Best case at this point: a delay of tariffs and suggestion that the sides can work towards a deal. Worst case: one of the sides walks away from the table and hostile language emerges from both sides. This is the short term, for the longer term, the relationship between the two powers risks turning into a rivalry or worse, so the upside beyond tactical
headline response should be taken with this longer-term trail of salt grains in mind.
Besides the immediate trade issue dogging investor sentiment, the chief driver has been the switch to a more dovish policymaking stance and whether the Fed is set to cut rates sooner rather than later and whether those cuts come ahead of signs of an actual growth slowdown (the Fed ahead of the curve) or that the Fed has already hopelessly over-tightened policy and the rate cuts will be too little, too late.
One thing is clear to me: a bad outcome this Friday in trade negotiations could lead to weak sentiment that elicits a quick and large policy response – a 50-bps chop to the rate at the June Federal Open Market Committee meeting, for example. That’s a scenario, not a prediction – we’ll revisit after Friday.
Overnight, the Reserve Bank of New Zealand did deliver the rate cut we expected, but the outlook remained fairly upbeat and the policy forecast for the official cash rate through Q3 of next year suggests the bank only sees about 50/50 odds for another rate cut between now and then. So the kiwi has bounced strongly after the kneejerk lower.
Trading interest
Squaring NZD shorts – RBNZ not sufficiently dovish.
Looking at short term USDJPY calls for a risk-friendly immediate outcome to US-China trade talks – 2-week 110.75 calls cost about 30 pips with spot trading 110.15 this morning.
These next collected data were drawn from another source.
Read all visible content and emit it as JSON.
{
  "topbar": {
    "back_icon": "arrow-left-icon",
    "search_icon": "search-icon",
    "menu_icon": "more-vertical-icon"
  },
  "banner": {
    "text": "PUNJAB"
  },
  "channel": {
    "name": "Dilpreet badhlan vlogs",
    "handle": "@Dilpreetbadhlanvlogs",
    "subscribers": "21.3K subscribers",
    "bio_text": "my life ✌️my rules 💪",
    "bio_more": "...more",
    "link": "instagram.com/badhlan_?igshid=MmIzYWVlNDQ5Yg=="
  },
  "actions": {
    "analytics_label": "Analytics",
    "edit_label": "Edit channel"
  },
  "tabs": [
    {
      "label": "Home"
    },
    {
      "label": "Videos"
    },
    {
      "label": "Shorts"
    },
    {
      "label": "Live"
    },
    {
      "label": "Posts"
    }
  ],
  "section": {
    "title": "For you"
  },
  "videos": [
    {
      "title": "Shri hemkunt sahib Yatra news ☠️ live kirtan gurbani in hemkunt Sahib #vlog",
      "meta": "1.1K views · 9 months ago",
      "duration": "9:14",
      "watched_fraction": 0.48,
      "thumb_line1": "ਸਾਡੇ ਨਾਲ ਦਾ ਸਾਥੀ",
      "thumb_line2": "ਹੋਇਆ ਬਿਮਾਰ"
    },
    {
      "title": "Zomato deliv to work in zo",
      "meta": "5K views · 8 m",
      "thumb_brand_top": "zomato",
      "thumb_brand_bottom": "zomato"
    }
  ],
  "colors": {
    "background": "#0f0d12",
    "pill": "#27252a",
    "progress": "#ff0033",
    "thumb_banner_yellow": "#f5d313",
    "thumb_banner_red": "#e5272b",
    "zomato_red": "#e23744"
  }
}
Looking at 1-month EURCHF calls, strike 1.1450 – cost around 40 pips this morning with spot trading 1.1415
Chart: USDJPY
The yen is one of the few things moving in the currency space this week – USDJPY has managed to clear the first key supports and is staring down the last bits of the range just below the psychologically important 110.00 level. The JPY crosses likely to react with the highest beta to US-China trade talk outcome this Friday – certainly two risks.